Kimi K3: Frequently Asked Questions

What is Kimi K3?

Kimi K3 is Moonshot AI’s flagship model, launched July 16, 2026. It is a mixture-of-experts system with roughly 2.8 trillion total parameters (16 of 896 experts active per token), a one-million-token context window, native visual understanding, and always-on maximum reasoning, positioned for long-horizon coding and agentic work.

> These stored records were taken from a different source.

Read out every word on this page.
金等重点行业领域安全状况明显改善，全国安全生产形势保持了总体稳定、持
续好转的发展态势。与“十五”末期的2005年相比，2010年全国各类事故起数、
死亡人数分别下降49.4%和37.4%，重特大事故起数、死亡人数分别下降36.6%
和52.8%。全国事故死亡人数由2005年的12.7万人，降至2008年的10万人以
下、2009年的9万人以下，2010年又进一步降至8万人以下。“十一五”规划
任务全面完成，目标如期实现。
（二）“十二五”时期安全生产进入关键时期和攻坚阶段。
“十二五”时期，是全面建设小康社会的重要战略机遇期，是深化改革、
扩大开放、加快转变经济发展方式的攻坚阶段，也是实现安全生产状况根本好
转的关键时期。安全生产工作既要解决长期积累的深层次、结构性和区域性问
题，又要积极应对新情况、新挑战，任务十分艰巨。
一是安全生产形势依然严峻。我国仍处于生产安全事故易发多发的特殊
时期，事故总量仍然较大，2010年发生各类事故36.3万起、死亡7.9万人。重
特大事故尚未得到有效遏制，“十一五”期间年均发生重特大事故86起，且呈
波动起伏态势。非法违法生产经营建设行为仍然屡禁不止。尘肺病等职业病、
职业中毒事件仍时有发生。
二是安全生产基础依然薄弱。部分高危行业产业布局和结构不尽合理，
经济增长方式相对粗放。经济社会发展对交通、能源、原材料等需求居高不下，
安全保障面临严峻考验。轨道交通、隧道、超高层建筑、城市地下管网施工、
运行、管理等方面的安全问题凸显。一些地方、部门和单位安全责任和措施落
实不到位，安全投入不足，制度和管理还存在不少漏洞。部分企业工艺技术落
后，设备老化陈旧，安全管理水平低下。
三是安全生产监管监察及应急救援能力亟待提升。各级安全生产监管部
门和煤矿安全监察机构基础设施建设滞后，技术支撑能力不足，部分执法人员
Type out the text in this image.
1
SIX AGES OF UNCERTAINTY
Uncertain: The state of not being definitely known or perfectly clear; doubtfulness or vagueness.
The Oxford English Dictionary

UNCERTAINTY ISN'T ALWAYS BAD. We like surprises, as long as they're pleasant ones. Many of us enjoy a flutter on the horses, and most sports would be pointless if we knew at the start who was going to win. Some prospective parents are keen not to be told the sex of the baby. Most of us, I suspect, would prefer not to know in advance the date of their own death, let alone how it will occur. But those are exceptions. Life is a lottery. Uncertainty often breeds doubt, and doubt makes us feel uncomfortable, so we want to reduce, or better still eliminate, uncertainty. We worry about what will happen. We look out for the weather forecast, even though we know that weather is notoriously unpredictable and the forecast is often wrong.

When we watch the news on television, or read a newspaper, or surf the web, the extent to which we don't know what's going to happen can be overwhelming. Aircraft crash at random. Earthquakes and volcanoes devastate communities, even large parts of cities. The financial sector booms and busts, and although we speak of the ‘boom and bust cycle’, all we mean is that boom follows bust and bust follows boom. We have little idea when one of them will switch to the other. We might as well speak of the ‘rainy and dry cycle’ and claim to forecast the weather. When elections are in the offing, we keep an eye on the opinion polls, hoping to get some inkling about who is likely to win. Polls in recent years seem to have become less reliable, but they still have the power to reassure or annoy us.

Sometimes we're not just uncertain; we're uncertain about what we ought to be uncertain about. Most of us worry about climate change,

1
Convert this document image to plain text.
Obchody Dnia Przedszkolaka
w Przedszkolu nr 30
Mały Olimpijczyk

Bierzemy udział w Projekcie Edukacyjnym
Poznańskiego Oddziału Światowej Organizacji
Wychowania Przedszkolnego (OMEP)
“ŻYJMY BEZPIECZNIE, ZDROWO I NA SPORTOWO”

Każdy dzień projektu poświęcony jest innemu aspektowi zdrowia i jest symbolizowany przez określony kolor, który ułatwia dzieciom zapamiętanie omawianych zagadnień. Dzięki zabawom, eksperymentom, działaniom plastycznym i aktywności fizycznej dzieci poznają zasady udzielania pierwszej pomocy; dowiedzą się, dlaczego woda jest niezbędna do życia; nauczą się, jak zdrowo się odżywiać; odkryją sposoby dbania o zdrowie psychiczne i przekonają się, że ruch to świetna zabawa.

How much does Kimi K3 cost?

API pricing is $3.00 per million input tokens ($0.30 for cached input) and $15.00 per million output tokens, flat across the full context window. Consumer access comes via Kimi subscription plans running roughly $19 to $199 per month, with context limits tiered by plan.

Is Kimi K3 open source?

Strictly, it is open-weight rather than open-source: Moonshot has committed to releasing the full model weights on Hugging Face by July 27, 2026 under a Modified MIT license permitting commercial use, but training data and full training code are not published. Until the weights land, K3 is API-only.

How does Kimi K3 compare to Claude Fable 5 and GPT-5.6?

By Moonshot’s own account, K3 trails Claude Fable 5 and GPT-5.6 Sol on overall capability while matching or beating them on several coding and agentic benchmarks. Independent early rankings place it roughly fourth among all models — the strongest open-weight system ever released, just below the closed frontier leaders.

Can I run Kimi K3 locally?

Only with serious infrastructure. At 2.8 trillion parameters, even aggressive quantization implies roughly 650 GB to 1 TB of memory before serving overhead. Realistic self-hosting is the domain of inference providers, large enterprises, and well-funded teams — most users will access K3 through APIs or hosted providers.

Which Kimi models are being retired?

Following the K3 launch, kimi-k2.5 and the legacy moonshot-v1 series are closed to new users, with a full platform sunset on August 31, 2026. The original K2 line was discontinued on May 25, 2026, and kimi-latest in January — so production workloads on older Kimi models should plan migrations now.